Most of the open problems related to CV lie more in the AI plus CV realm.
Weather and lighting: For cameras, weather and lighting are the obvious major issues. Many of the capabilities that are possible during day aren’t available during night. Similarly, visual landmark localization just fails in snow. These are important open problems.
Unexpected situations: How to respond to something unexpected is a big open problem. What happens if an infant starts crawling in front of your car? Your object detectors have never been trained on humans in that pose, and will likely fail at recognition. The size of the “obstacle” is too small to register as something to avoid to any depth sensor! How do you understand when construction work is happening in two lanes of the road? Can we construct abstract representations that help deal when such unexpected situation inevitably occur? One example is to explicitly reason about drive-able regions ahead, instead of relying entirely on traffic participant detection — but there must be more effective ones.

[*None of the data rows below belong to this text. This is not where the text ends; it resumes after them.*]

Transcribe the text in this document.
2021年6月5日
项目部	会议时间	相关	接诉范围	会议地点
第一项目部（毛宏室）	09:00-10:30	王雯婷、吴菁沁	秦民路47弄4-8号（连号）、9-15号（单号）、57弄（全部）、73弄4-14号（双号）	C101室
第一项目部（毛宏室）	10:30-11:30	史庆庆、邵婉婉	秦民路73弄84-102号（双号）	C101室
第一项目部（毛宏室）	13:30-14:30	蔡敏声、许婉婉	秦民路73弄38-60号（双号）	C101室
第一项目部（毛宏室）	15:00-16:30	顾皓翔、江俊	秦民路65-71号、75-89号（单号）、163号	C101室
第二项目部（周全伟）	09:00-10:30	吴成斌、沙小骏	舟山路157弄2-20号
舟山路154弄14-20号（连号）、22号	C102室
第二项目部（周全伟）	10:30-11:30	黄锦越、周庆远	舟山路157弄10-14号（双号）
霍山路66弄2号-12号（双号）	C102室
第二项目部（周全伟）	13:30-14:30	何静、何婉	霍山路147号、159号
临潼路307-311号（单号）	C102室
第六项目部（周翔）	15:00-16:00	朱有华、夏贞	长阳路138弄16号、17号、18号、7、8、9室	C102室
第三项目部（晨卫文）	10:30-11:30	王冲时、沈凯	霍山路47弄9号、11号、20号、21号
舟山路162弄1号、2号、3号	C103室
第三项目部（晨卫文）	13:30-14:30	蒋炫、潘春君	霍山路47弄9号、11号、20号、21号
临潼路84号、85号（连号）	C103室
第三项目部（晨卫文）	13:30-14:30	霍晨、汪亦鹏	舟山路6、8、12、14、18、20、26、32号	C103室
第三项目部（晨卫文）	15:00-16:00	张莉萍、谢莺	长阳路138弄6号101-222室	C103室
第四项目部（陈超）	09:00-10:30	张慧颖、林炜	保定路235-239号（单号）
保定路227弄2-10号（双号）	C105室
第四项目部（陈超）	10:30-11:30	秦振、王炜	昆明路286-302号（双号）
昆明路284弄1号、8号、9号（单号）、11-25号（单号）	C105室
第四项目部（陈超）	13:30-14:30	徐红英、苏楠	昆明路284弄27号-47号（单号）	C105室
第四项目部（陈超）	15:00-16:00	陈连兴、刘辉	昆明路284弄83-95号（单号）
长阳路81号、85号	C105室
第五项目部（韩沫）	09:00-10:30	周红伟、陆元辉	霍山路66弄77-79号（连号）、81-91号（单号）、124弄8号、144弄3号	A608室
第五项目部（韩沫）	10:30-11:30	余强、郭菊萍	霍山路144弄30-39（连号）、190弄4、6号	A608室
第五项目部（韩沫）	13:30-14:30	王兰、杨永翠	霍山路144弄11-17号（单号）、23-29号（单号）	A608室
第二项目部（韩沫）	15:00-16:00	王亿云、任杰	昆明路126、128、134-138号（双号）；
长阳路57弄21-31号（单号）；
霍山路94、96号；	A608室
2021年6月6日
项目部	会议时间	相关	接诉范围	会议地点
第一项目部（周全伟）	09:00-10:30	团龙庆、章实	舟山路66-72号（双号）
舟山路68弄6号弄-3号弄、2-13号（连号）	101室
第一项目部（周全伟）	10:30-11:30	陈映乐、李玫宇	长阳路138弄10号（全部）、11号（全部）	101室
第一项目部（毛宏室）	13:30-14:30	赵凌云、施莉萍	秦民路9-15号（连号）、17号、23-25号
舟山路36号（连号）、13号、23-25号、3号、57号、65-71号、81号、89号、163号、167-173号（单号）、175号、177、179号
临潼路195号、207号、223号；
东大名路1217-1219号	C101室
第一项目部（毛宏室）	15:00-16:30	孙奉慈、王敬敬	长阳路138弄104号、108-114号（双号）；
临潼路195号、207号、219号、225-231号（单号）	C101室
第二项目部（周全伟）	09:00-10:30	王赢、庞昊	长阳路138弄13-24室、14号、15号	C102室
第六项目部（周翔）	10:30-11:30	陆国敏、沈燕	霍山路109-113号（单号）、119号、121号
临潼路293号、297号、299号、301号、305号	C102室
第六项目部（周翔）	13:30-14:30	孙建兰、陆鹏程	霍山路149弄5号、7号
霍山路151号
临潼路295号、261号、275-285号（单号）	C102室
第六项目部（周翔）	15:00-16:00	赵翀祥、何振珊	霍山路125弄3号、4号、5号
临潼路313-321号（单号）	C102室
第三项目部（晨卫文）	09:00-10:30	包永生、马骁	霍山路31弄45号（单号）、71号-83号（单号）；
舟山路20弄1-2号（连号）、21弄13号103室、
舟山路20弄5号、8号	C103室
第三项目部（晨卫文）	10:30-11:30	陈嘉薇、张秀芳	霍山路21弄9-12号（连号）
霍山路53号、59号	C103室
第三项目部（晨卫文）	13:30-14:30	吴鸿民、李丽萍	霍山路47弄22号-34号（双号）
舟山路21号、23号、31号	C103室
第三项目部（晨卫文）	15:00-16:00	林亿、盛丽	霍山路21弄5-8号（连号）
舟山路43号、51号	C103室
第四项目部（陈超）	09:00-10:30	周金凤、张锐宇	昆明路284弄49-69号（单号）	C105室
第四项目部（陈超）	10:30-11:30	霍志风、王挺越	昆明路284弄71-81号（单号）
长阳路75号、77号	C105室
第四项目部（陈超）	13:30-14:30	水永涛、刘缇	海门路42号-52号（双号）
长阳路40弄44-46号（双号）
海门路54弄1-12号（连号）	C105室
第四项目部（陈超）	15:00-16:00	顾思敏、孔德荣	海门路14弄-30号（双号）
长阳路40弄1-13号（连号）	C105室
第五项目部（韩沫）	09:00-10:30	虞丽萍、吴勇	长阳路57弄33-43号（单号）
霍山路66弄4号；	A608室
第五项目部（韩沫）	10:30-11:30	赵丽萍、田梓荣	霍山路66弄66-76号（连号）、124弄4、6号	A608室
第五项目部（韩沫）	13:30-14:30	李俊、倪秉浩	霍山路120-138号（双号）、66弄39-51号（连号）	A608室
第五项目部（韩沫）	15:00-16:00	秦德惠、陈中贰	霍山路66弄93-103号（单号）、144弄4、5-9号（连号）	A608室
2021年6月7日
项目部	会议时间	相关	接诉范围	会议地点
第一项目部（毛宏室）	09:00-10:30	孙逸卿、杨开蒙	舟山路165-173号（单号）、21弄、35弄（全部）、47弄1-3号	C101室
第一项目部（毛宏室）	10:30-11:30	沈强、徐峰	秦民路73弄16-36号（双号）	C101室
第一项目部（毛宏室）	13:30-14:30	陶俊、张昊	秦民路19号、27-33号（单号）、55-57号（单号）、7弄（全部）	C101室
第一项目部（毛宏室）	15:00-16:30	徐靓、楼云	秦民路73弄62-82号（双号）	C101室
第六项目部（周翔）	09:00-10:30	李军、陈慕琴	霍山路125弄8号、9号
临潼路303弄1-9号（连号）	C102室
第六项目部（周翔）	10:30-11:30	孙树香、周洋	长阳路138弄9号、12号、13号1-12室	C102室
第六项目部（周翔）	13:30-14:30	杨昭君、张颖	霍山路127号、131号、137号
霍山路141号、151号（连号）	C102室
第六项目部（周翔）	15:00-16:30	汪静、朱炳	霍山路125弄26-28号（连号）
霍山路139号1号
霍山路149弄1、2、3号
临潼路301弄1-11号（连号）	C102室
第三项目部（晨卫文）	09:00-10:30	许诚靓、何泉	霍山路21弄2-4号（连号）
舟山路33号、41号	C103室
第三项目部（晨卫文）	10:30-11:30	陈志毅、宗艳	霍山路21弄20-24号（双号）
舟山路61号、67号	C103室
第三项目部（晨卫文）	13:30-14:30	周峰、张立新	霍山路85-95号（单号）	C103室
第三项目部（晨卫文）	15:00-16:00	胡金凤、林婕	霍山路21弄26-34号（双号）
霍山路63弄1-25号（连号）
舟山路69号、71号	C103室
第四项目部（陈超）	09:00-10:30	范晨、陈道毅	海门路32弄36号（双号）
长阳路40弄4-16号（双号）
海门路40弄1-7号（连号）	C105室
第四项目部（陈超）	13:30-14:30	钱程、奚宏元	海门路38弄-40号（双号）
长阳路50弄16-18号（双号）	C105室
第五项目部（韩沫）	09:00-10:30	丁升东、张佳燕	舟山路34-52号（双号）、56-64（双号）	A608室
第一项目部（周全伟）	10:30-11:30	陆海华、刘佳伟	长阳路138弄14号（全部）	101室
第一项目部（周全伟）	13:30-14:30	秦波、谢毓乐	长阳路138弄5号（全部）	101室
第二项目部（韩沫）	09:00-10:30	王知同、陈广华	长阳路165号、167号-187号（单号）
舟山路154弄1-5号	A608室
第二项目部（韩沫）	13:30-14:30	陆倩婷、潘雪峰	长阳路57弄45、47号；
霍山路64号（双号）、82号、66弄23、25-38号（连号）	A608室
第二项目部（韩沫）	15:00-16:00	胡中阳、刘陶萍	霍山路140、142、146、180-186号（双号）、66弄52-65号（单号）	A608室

Infra-structure parsing: As computer vision deals with more than just image processing, I include problems such as infra-structure parsing in computer vision too. On a complex intersection, which traffic light belongs to which lane? Is it okay to drive into a big texture-less wall (or for that matter a big bus) that’s next to me? Where are the guardrails? Where does the road end and side-walk begin? How do I parse multiple complicated exit ramps on a highway?
Human understanding: Another related challenge is open world human understanding. How does my system understand when a construction worker is controlling the flow of traffic along a patch of the road, and signalling me to shift to the opposite side of the road for these 20 meters? How do I parse a traffic policeman hand waving me to keep driving while the (broken?) traffic light is red! How do I understand the hand or face gestures of a driver sitting in another car, allowing me to take the left turn at an intersection? Will she even perform those gestures when she’s not seeing any driver on my driving seat is another problem! Will the pedestrian standing on the sidewalk jump onto the road all of a sudden?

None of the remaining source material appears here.